Calhoun checked him over. Respiration away up. Heart-action like that of the girl Helen, His temperature was not up, but down. Calhoun said remorsefully:
“You and I, Murgatroyd, have a bad time of it in our profession. But mine is the worse. You don’t have to play dirty tricks on me, and I’ve had to, on you!”
Murgatroyd said “Chee!” and whimpered. Calhoun laid him gently on a bed of leaves which was not occupied by a murdered man.
“Lie still!” he commanded. “Exercise is bad for you!”
He walked away. Murgatroyd whined faintly, but lay still as if exhausted.
“I’m going to move you,” Calhoun told the girl, “so you won’t be sighted if that man from the city comes back. And I’ve got to keep out of sight for a while or your friends will mistake me for him. I count on you to vouch for me later. Basically, I’m making an ambush.” Then he explained irritably, “I daren’t try to trail him because he might not back-track to return here!”
He lifted the girl and placed her where she could see the glade in its entirety, but would not be visible. He settled down himself a little distance away. He was acutely dissatisfied with the measures he was forced to take. He could not follow the murderer and leave Helen and Murgatroyd unprotected, even though the murderer might find another victim because he was not trailed. In any case Murgatroyd’s life, just now, was more important than the life of any human being on Maris III. On him depended everything.
But Calhoun was not pleased with himself.
There was silence except for the normal noises of living wild things. There were fluting sounds, which later Calhoun would be told, from crawling creatures not too much unlike the land-turtles of Earth. There were deep-bass hummings, which came from the throats of miniature creatures which might roughly be described as birds. There were chirpings which were the cries of what might be approximately described as wild pigs - except that they weren’t. But the sun on Maris sank low toward the nearest hilicrests, and behind them, and there came a strange, expectant hush over all the landscape. At sundown on Maris III there is a singular period when the creatures of the day are silent and
those of the night are not yet active. Nothing moved. Nothing stirred. Even the improbable foliage was still.

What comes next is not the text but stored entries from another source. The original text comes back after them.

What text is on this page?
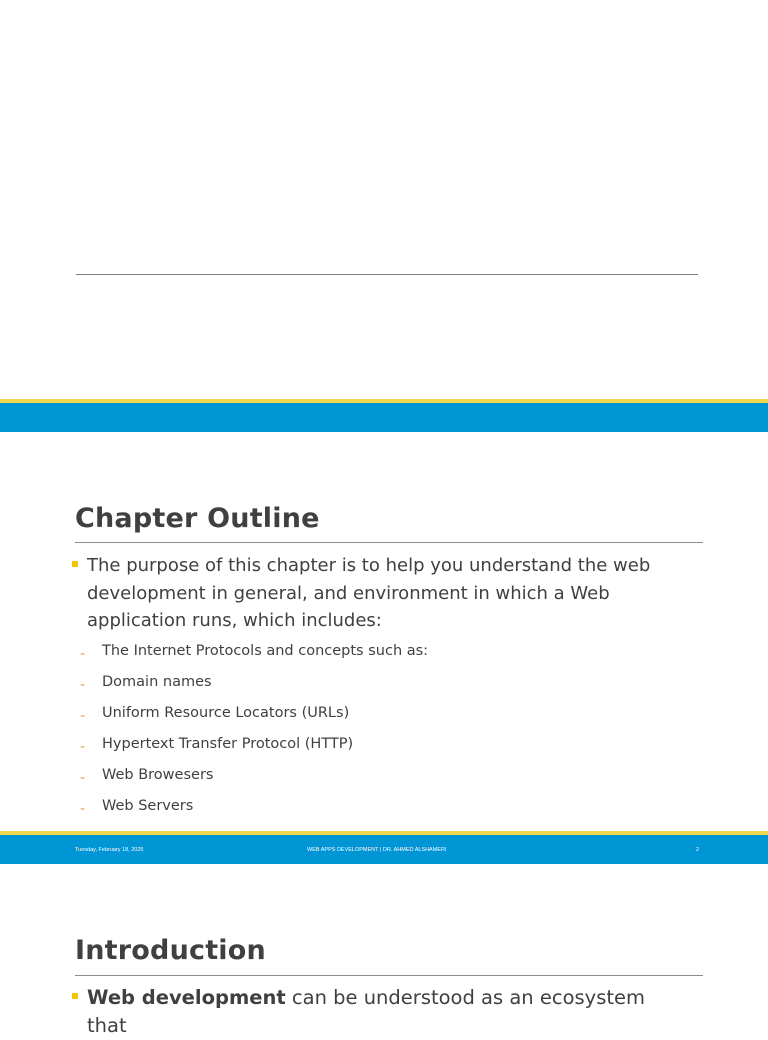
Chapter Outline
The purpose of this chapter is to help you understand the web
development in general, and environment in which a Web
application runs, which includes:
- The Internet Protocols and concepts such as:
- Domain names
- Uniform Resource Locators (URLs)
- Hypertext Transfer Protocol (HTTP)
- Web Browesers
- Web Servers
Tuesday, February 18, 2025	WEB APPS DEVELOPMENT | DR. AHMED ALSHAMERI	2
Introduction
Web development can be understood as an ecosystem
that
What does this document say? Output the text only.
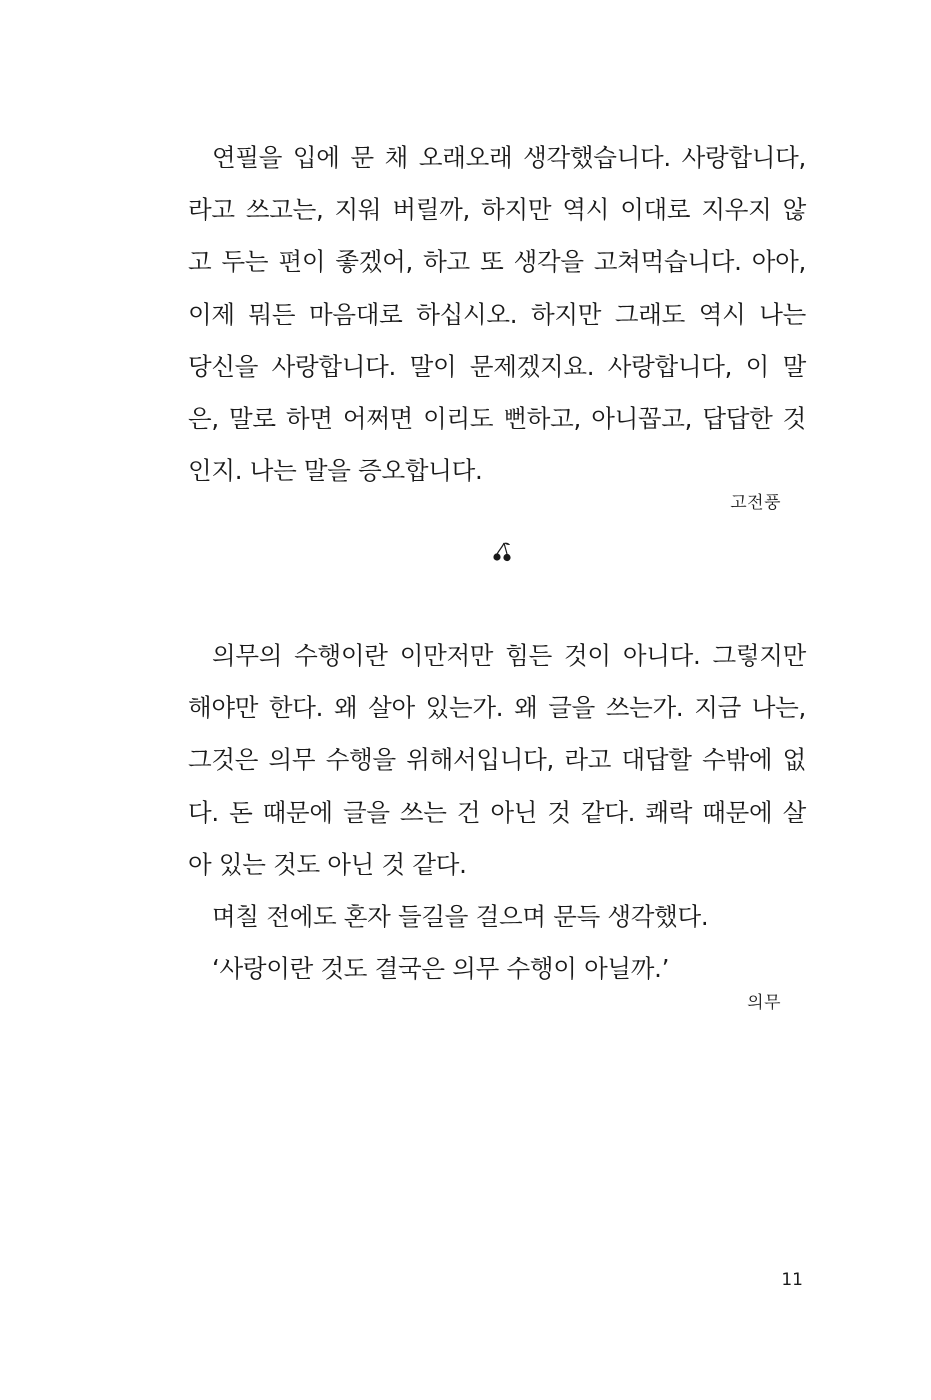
연필을 입에 문 채 오래오래 생각했습니다. 사랑합니다,
라고 쓰고는, 지워 버릴까, 하지만 역시 이대로 지우지 않
고 두는 편이 좋겠어, 하고 또 생각을 고쳐먹습니다. 아아,
이제 뭐든 마음대로 하십시오. 하지만 그래도 역시 나는
당신을 사랑합니다. 말이 문제겠지요. 사랑합니다, 이 말
은, 말로 하면 어쩌면 이리도 뻔하고, 아니꼽고, 답답한 것
인지. 나는 말을 증오합니다.
고전풍
의무의 수행이란 이만저만 힘든 것이 아니다. 그렇지만
해야만 한다. 왜 살아 있는가. 왜 글을 쓰는가. 지금 나는,
그것은 의무 수행을 위해서입니다, 라고 대답할 수밖에 없
다. 돈 때문에 글을 쓰는 건 아닌 것 같다. 쾌락 때문에 살
아 있는 것도 아닌 것 같다.
며칠 전에도 혼자 들길을 걸으며 문득 생각했다.
‘사랑이란 것도 결국은 의무 수행이 아닐까.’
의무
11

It was into this stillness and this half-light that small and intermittent rustling sounds entered. Presently there was a faint murmur of speech. A tall, gaunt young man came out of the brushwood, supporting a pathetically feeble old man, barely able to walk. Calhoun made a gesture of warning as the girl Helen opened her lips to speak. The slowly moving pair - the young man moving exhaustedly, the older man staggering with weakness despite his help - came into the glade. The younger helped the older to sit down. He stood panting.
A woman and a man came together, assisting each other. There was barely light enough from the sun’s afterglow to show their faces, emaciated and white.
A fifth feeble figure came tottering out of another opening in the brush. He was dark-bearded and broad, and he had been a powerful man. But now the plague lay heavily upon him.